Women mechanics power McConnell's KC-46 mission

  • Published
  • By Tech. Sgt. Abigail Klein
  • 931st Air Refueling Wing Public Affairs

Further expanding McConnell's KC-46 Pegasus capability, the female members of the 931st Maintenance Group have turned more than wrenches, they have turned the tide of a typically male-dominated career field.

Although the 931st MXG is comprised of more than 270 Reserve Citizen Airmen, approximately 40 or 14% of them are women. Despite this number, the drive of these mechanics to support McConnell's global flying mission outnumbers these statistics.

Senior Airman Xochitl Hernandez, 931st Aircraft Maintenance Squadron Mobility Air Forces Integrated Communications Navigation specialist, and a traditional reservist, has been in the Air Force for one and a half years. In that short time, Hernandez has learned skills she will be able to apply to the civilian sector where she works as an office manager for Wheat State Automotive.

She says despite the low number of women in her workplace because her coworkers have been very supportive in training her to do her job and making her feel part of a team, especially when they perform quick response aircraft launch exercises.

"My favorite part of my job is responding to a communications navigation red ball and knowing that I played a part along with my other co-workers to expedite the launch," said Hernandez.

Tech. Sgt. Julie Holomalia, 931st AMXS KC-46 Communications, Navigation and Mission Systems craftsman and and an air reserve technician, also enjoys the team aspect of her job. Holomalia was active duty her first four years. During that time, she worked on electronic countermeasure pods for F-16 Fighting Falcons before cross-training into communications and navigation.
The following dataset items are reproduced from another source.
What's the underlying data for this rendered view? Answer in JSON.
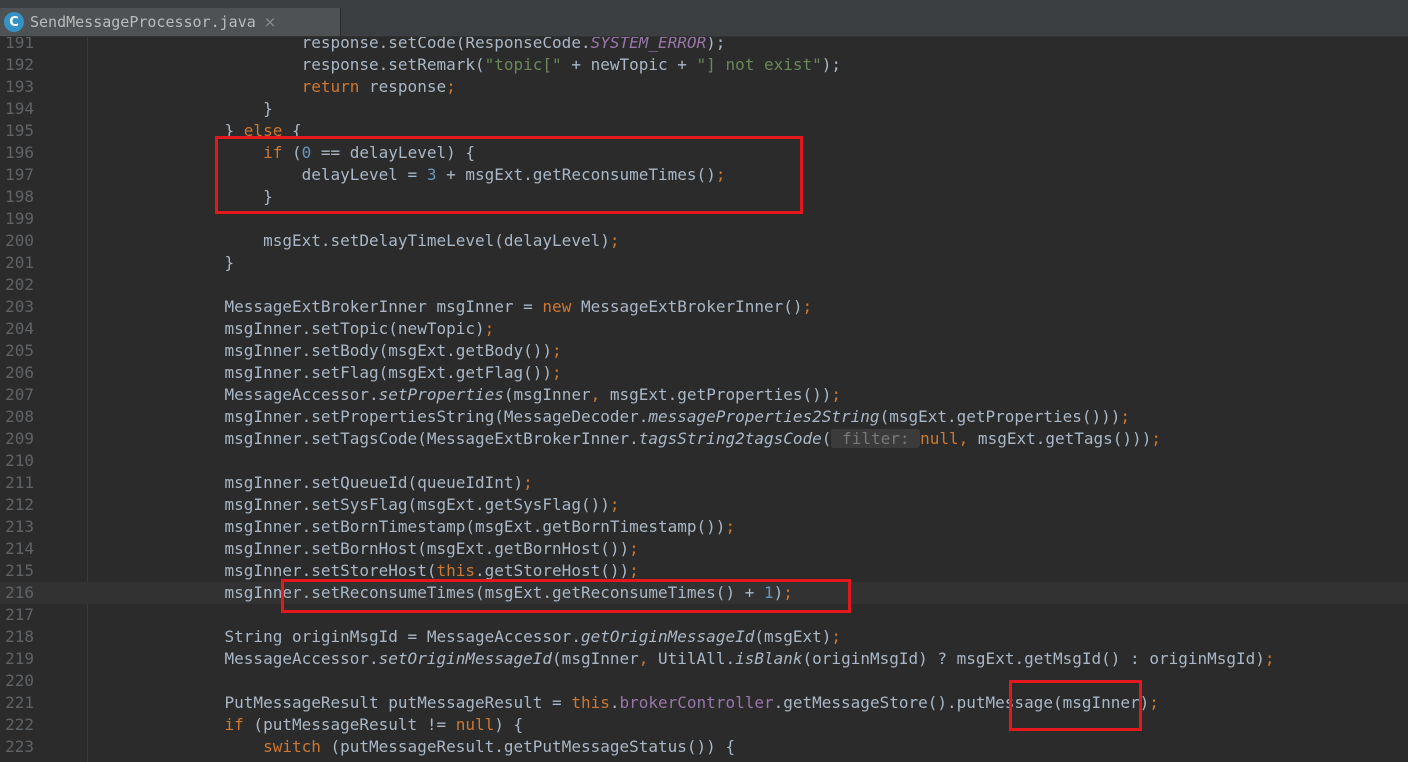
{
  "tab": {
    "filename": "SendMessageProcessor.java",
    "icon_letter": "C",
    "close_glyph": "×"
  },
  "lines": [
    {
      "n": "191",
      "indent": "            ",
      "tokens": [
        {
          "t": "response.setCode(ResponseCode.",
          "c": "plain"
        },
        {
          "t": "SYSTEM_ERROR",
          "c": "const"
        },
        {
          "t": ");",
          "c": "plain"
        }
      ]
    },
    {
      "n": "192",
      "indent": "            ",
      "tokens": [
        {
          "t": "response.setRemark(",
          "c": "plain"
        },
        {
          "t": "\"topic[\"",
          "c": "str"
        },
        {
          "t": " + newTopic + ",
          "c": "plain"
        },
        {
          "t": "\"] not exist\"",
          "c": "str"
        },
        {
          "t": ");",
          "c": "plain"
        }
      ]
    },
    {
      "n": "193",
      "indent": "            ",
      "tokens": [
        {
          "t": "return",
          "c": "kw"
        },
        {
          "t": " response",
          "c": "plain"
        },
        {
          "t": ";",
          "c": "punct"
        }
      ]
    },
    {
      "n": "194",
      "indent": "        ",
      "tokens": [
        {
          "t": "}",
          "c": "plain"
        }
      ]
    },
    {
      "n": "195",
      "indent": "    ",
      "tokens": [
        {
          "t": "} ",
          "c": "plain"
        },
        {
          "t": "else",
          "c": "kw"
        },
        {
          "t": " {",
          "c": "plain"
        }
      ]
    },
    {
      "n": "196",
      "indent": "        ",
      "tokens": [
        {
          "t": "if",
          "c": "kw"
        },
        {
          "t": " (",
          "c": "plain"
        },
        {
          "t": "0",
          "c": "num"
        },
        {
          "t": " == delayLevel) {",
          "c": "plain"
        }
      ]
    },
    {
      "n": "197",
      "indent": "            ",
      "tokens": [
        {
          "t": "delayLevel = ",
          "c": "plain"
        },
        {
          "t": "3",
          "c": "num"
        },
        {
          "t": " + msgExt.getReconsumeTimes()",
          "c": "plain"
        },
        {
          "t": ";",
          "c": "punct"
        }
      ]
    },
    {
      "n": "198",
      "indent": "        ",
      "tokens": [
        {
          "t": "}",
          "c": "plain"
        }
      ]
    },
    {
      "n": "199",
      "indent": "",
      "tokens": []
    },
    {
      "n": "200",
      "indent": "        ",
      "tokens": [
        {
          "t": "msgExt.setDelayTimeLevel(delayLevel)",
          "c": "plain"
        },
        {
          "t": ";",
          "c": "punct"
        }
      ]
    },
    {
      "n": "201",
      "indent": "    ",
      "tokens": [
        {
          "t": "}",
          "c": "plain"
        }
      ]
    },
    {
      "n": "202",
      "indent": "",
      "tokens": []
    },
    {
      "n": "203",
      "indent": "    ",
      "tokens": [
        {
          "t": "MessageExtBrokerInner msgInner = ",
          "c": "plain"
        },
        {
          "t": "new",
          "c": "kw"
        },
        {
          "t": " MessageExtBrokerInner()",
          "c": "plain"
        },
        {
          "t": ";",
          "c": "punct"
        }
      ]
    },
    {
      "n": "204",
      "indent": "    ",
      "tokens": [
        {
          "t": "msgInner.setTopic(newTopic)",
          "c": "plain"
        },
        {
          "t": ";",
          "c": "punct"
        }
      ]
    },
    {
      "n": "205",
      "indent": "    ",
      "tokens": [
        {
          "t": "msgInner.setBody(msgExt.getBody())",
          "c": "plain"
        },
        {
          "t": ";",
          "c": "punct"
        }
      ]
    },
    {
      "n": "206",
      "indent": "    ",
      "tokens": [
        {
          "t": "msgInner.setFlag(msgExt.getFlag())",
          "c": "plain"
        },
        {
          "t": ";",
          "c": "punct"
        }
      ]
    },
    {
      "n": "207",
      "indent": "    ",
      "tokens": [
        {
          "t": "MessageAccessor.",
          "c": "plain"
        },
        {
          "t": "setProperties",
          "c": "smethod"
        },
        {
          "t": "(msgInner",
          "c": "plain"
        },
        {
          "t": ",",
          "c": "punct"
        },
        {
          "t": " msgExt.getProperties())",
          "c": "plain"
        },
        {
          "t": ";",
          "c": "punct"
        }
      ]
    },
    {
      "n": "208",
      "indent": "    ",
      "tokens": [
        {
          "t": "msgInner.setPropertiesString(MessageDecoder.",
          "c": "plain"
        },
        {
          "t": "messageProperties2String",
          "c": "smethod"
        },
        {
          "t": "(msgExt.getProperties()))",
          "c": "plain"
        },
        {
          "t": ";",
          "c": "punct"
        }
      ]
    },
    {
      "n": "209",
      "indent": "    ",
      "tokens": [
        {
          "t": "msgInner.setTagsCode(MessageExtBrokerInner.",
          "c": "plain"
        },
        {
          "t": "tagsString2tagsCode",
          "c": "smethod"
        },
        {
          "t": "(",
          "c": "plain"
        },
        {
          "t": " filter: ",
          "c": "hint"
        },
        {
          "t": "null",
          "c": "kw"
        },
        {
          "t": ",",
          "c": "punct"
        },
        {
          "t": " msgExt.getTags()))",
          "c": "plain"
        },
        {
          "t": ";",
          "c": "punct"
        }
      ]
    },
    {
      "n": "210",
      "indent": "",
      "tokens": []
    },
    {
      "n": "211",
      "indent": "    ",
      "tokens": [
        {
          "t": "msgInner.setQueueId(queueIdInt)",
          "c": "plain"
        },
        {
          "t": ";",
          "c": "punct"
        }
      ]
    },
    {
      "n": "212",
      "indent": "    ",
      "tokens": [
        {
          "t": "msgInner.setSysFlag(msgExt.getSysFlag())",
          "c": "plain"
        },
        {
          "t": ";",
          "c": "punct"
        }
      ]
    },
    {
      "n": "213",
      "indent": "    ",
      "tokens": [
        {
          "t": "msgInner.setBornTimestamp(msgExt.getBornTimestamp())",
          "c": "plain"
        },
        {
          "t": ";",
          "c": "punct"
        }
      ]
    },
    {
      "n": "214",
      "indent": "    ",
      "tokens": [
        {
          "t": "msgInner.setBornHost(msgExt.getBornHost())",
          "c": "plain"
        },
        {
          "t": ";",
          "c": "punct"
        }
      ]
    },
    {
      "n": "215",
      "indent": "    ",
      "tokens": [
        {
          "t": "msgInner.setStoreHost(",
          "c": "plain"
        },
        {
          "t": "this",
          "c": "kw"
        },
        {
          "t": ".getStoreHost())",
          "c": "plain"
        },
        {
          "t": ";",
          "c": "punct"
        }
      ]
    },
    {
      "n": "216",
      "indent": "    ",
      "current": true,
      "tokens": [
        {
          "t": "msgInner.setReconsumeTimes(msgExt.getReconsumeTimes() + ",
          "c": "plain"
        },
        {
          "t": "1",
          "c": "num"
        },
        {
          "t": ")",
          "c": "plain"
        },
        {
          "t": ";",
          "c": "punct"
        }
      ]
    },
    {
      "n": "217",
      "indent": "",
      "tokens": []
    },
    {
      "n": "218",
      "indent": "    ",
      "tokens": [
        {
          "t": "String originMsgId = MessageAccessor.",
          "c": "plain"
        },
        {
          "t": "getOriginMessageId",
          "c": "smethod"
        },
        {
          "t": "(msgExt)",
          "c": "plain"
        },
        {
          "t": ";",
          "c": "punct"
        }
      ]
    },
    {
      "n": "219",
      "indent": "    ",
      "tokens": [
        {
          "t": "MessageAccessor.",
          "c": "plain"
        },
        {
          "t": "setOriginMessageId",
          "c": "smethod"
        },
        {
          "t": "(msgInner",
          "c": "plain"
        },
        {
          "t": ",",
          "c": "punct"
        },
        {
          "t": " UtilAll.",
          "c": "plain"
        },
        {
          "t": "isBlank",
          "c": "smethod"
        },
        {
          "t": "(originMsgId) ? msgExt.getMsgId() : originMsgId)",
          "c": "plain"
        },
        {
          "t": ";",
          "c": "punct"
        }
      ]
    },
    {
      "n": "220",
      "indent": "",
      "tokens": []
    },
    {
      "n": "221",
      "indent": "    ",
      "tokens": [
        {
          "t": "PutMessageResult putMessageResult = ",
          "c": "plain"
        },
        {
          "t": "this",
          "c": "kw"
        },
        {
          "t": ".",
          "c": "plain"
        },
        {
          "t": "brokerController",
          "c": "field"
        },
        {
          "t": ".getMessageStore().putMessage(msgInner)",
          "c": "plain"
        },
        {
          "t": ";",
          "c": "punct"
        }
      ]
    },
    {
      "n": "222",
      "indent": "    ",
      "tokens": [
        {
          "t": "if",
          "c": "kw"
        },
        {
          "t": " (putMessageResult != ",
          "c": "plain"
        },
        {
          "t": "null",
          "c": "kw"
        },
        {
          "t": ") {",
          "c": "plain"
        }
      ]
    },
    {
      "n": "223",
      "indent": "        ",
      "tokens": [
        {
          "t": "switch",
          "c": "kw"
        },
        {
          "t": " (putMessageResult.getPutMessageStatus()) {",
          "c": "plain"
        }
      ]
    }
  ],
  "highlight_color": "#e3171c"
}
She has been in the with the 931st Air Refueling Wing for the past five years and says she chose the maintenance career field because she hated the thought of a desk job.
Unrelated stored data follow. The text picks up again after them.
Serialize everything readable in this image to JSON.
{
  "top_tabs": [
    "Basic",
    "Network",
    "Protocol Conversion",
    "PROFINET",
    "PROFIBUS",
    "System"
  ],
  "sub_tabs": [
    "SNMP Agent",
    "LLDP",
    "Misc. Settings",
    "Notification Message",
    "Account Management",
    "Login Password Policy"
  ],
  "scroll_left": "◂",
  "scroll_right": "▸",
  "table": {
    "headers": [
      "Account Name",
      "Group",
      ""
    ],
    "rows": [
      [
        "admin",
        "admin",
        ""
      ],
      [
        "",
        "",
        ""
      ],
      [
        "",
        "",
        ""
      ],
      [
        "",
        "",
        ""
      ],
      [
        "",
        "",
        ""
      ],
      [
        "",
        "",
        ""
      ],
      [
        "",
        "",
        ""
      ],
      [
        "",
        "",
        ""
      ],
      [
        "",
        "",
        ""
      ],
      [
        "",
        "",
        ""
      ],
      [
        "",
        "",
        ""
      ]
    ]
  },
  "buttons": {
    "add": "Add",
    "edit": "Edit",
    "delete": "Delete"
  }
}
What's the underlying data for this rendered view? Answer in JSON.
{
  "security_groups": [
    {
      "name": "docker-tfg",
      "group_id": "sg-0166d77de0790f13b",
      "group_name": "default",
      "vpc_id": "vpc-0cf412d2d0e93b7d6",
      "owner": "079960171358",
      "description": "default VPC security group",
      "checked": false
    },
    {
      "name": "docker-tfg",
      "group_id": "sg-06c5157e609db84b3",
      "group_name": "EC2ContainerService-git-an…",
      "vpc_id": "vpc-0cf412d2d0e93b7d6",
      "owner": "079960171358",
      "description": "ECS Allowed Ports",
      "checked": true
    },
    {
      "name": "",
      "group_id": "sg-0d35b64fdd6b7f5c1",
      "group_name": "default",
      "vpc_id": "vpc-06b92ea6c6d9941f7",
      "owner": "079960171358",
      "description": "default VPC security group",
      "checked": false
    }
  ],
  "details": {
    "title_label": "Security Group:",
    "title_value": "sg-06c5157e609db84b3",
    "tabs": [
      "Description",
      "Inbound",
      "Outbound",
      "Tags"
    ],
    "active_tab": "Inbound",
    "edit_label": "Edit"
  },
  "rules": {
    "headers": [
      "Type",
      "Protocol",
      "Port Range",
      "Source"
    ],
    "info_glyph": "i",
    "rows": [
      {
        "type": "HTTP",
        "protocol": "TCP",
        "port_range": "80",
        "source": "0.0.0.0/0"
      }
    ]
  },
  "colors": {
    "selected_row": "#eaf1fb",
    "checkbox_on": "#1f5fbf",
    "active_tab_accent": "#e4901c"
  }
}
"I didn’t want to join the Air Force to do something I could easily do as a civilian — I wanted the opportunity to do something more specific and unique," said Holomalia. "Technical career fields weren’t advertised much to me in high school and I figured doing it on the Air Force’s dime was a good option for me."

During her time in the Air Force, Holomalia deployed to Southwest Asia in 2016. Her favorite part of the job is diagnosing aircraft discrepancies with her team.

"It feels good when you can come to a conclusion, order a part and then, in the end, come together to fix the issue," said Holomalia.

Though her current team at the 931st AMXS is supportive, Holomalia said being a female in the maintenance world can be challenging, mainly because of the pressure she puts on herself.

"Sometimes I feel like I always need to prove myself more than others even though that’s not the case," Holomalia said. "I like being an integral part of the AMU [aircraft maintenance unit] and it's fulfilling when I get to answer questions about the aircraft."

Despite this hurdle, Holomalia encourages more women to take on maintenance roles but also stresses the patience they will need.

"Aircraft maintenance is a fast-paced career field and not everyone is cut out for it — male or female," said Holomalia. "I’ve seen a lot of people come and go because it’s not for them."

Holomalia accredits this turnover to the variety of environments maintainers must adapt to.

"You have to be willing to just put your head down and do the work, and endure the wide range of climate conditions," Holomalia said. "Maintenance culture can be really tough and every day brings new challenges — you have to come into it open-minded, motivated to keep working when the day is tough, and understand that you’ll always be learning something new. This job can be really rewarding when you show what you are made of."

Hernandez agrees and offered this advice to future women who will work in the maintenance career field.

"You have to come in with an open mind and be patient with the learning process," Hernandez said. "I didn’t come from an electrical or mechanical background in my former job, but I found many people were willing to help me be familiar with the tools and skills in my new job — all I had to do was ask."